Battipaglia, lunedì il varo della nuova Giunta. A Eboli cresce l’incertezza politica
La nuova giunta comunale di Battipaglia sarà ufficialmente presentata lunedì mattina. L’esecutivo, guidato dal sindaco Cecilia Francese, nasce da un equilibrio tra continuità e cambiamento, con amministratori riconfermati e nuovi ingressi scelti dopo il confronto con le forze della maggioranza.
La composizione dell’esecutivo
L’intesa raggiunta al termine della riunione politica ha prodotto una squadra composta da tre conferme e quattro novità. Una decisione che, nelle intenzioni del sindaco, mira a garantire stabilità amministrativa e prosecuzione dell’azione di governo.
Resta salda nel ruolo di vicesindaco Maria Cararozzo, così come vengono confermati in giunta Pietro Cerullo ed Elia Frusciante.
Cambio di ruolo invece per Francesca Napoli, che lascia l’incarico di assessore per entrare in consiglio comunale. Tra i nuovi assessori figura Francesco Falcone, già presidente del Consiglio comunale, mentre rientra nell’esecutivo Paolo Palo. Completano la squadra Maria Citro e Alfonso Accettullo, entrambi alla loro prima esperienza amministrativa.
Sul fronte politico, lunedì si terrà anche il consiglio comunale richiesto dall’opposizione, al quale però la maggioranza ha annunciato che non prenderà parte. Una scelta duramente criticata da Annalisa Spera, segretario politico di Battipaglia Radici e Valori, che ha parlato di “un’ennesima occasione mancata per liberare la città”.
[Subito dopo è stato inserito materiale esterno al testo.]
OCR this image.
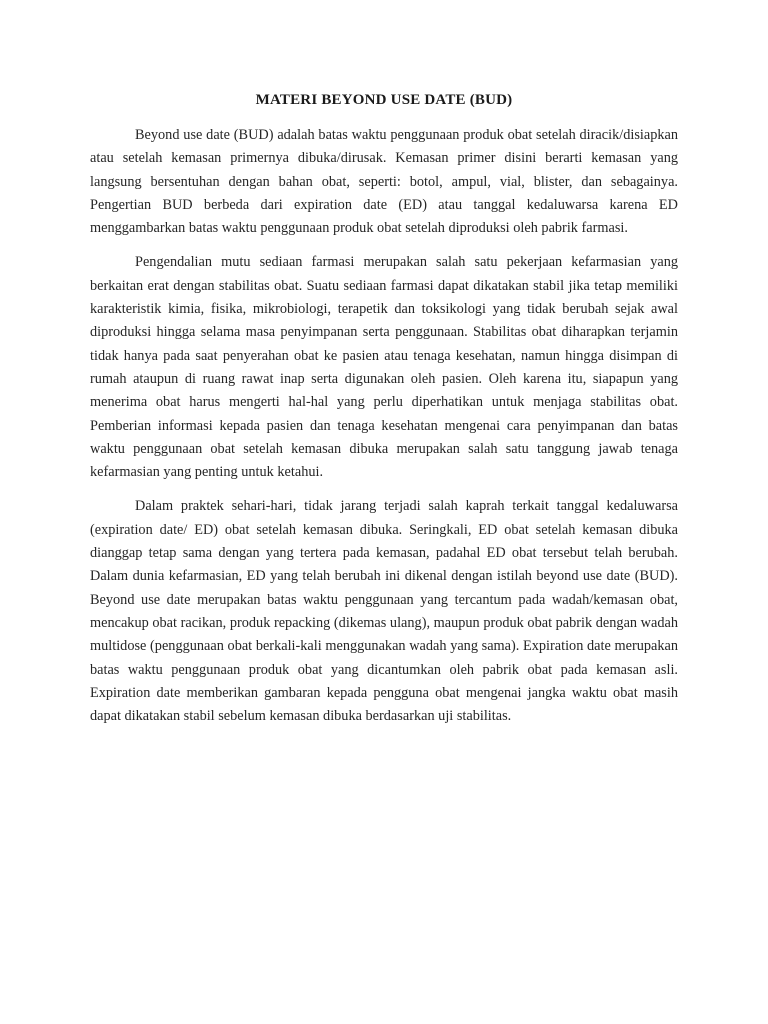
MATERI BEYOND USE DATE (BUD)

Beyond use date (BUD) adalah batas waktu penggunaan produk obat setelah diracik/disiapkan atau setelah kemasan primernya dibuka/dirusak. Kemasan primer disini berarti kemasan yang langsung bersentuhan dengan bahan obat, seperti: botol, ampul, vial, blister, dan sebagainya. Pengertian BUD berbeda dari expiration date (ED) atau tanggal kedaluwarsa karena ED menggambarkan batas waktu penggunaan produk obat setelah diproduksi oleh pabrik farmasi.

Pengendalian mutu sediaan farmasi merupakan salah satu pekerjaan kefarmasian yang berkaitan erat dengan stabilitas obat. Suatu sediaan farmasi dapat dikatakan stabil jika tetap memiliki karakteristik kimia, fisika, mikrobiologi, terapetik dan toksikologi yang tidak berubah sejak awal diproduksi hingga selama masa penyimpanan serta penggunaan. Stabilitas obat diharapkan terjamin tidak hanya pada saat penyerahan obat ke pasien atau tenaga kesehatan, namun hingga disimpan di rumah ataupun di ruang rawat inap serta digunakan oleh pasien. Oleh karena itu, siapapun yang menerima obat harus mengerti hal-hal yang perlu diperhatikan untuk menjaga stabilitas obat. Pemberian informasi kepada pasien dan tenaga kesehatan mengenai cara penyimpanan dan batas waktu penggunaan obat setelah kemasan dibuka merupakan salah satu tanggung jawab tenaga kefarmasian yang penting untuk ketahui.

Dalam praktek sehari-hari, tidak jarang terjadi salah kaprah terkait tanggal kedaluwarsa (expiration date/ ED) obat setelah kemasan dibuka. Seringkali, ED obat setelah kemasan dibuka dianggap tetap sama dengan yang tertera pada kemasan, padahal ED obat tersebut telah berubah. Dalam dunia kefarmasian, ED yang telah berubah ini dikenal dengan istilah beyond use date (BUD). Beyond use date merupakan batas waktu penggunaan yang tercantum pada wadah/kemasan obat, mencakup obat racikan, produk repacking (dikemas ulang), maupun produk obat pabrik dengan wadah multidose (penggunaan obat berkali-kali menggunakan wadah yang sama). Expiration date merupakan batas waktu penggunaan produk obat yang dicantumkan oleh pabrik obat pada kemasan asli. Expiration date memberikan gambaran kepada pengguna obat mengenai jangka waktu obat masih dapat dikatakan stabil sebelum kemasan dibuka berdasarkan uji stabilitas.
Eboli, giunta ancora bloccata
Situazione ben diversa a Eboli, dove il sindaco Mario Conte non è riuscito a chiudere la composizione della giunta. Nella serata di ieri si è consumato uno strappo all’interno del gruppo Eboli Domani, con tensioni tra un consigliere, il sindaco e il resto della compagine politica.
Il quadro resta fermo da circa due mesi e il clima è di forte incertezza. In assenza di una svolta rapida, e qualora il consiglio comunale per l’approvazione del bilancio non venisse convocato entro la fine del mese, non si esclude l’ipotesi del commissariamento.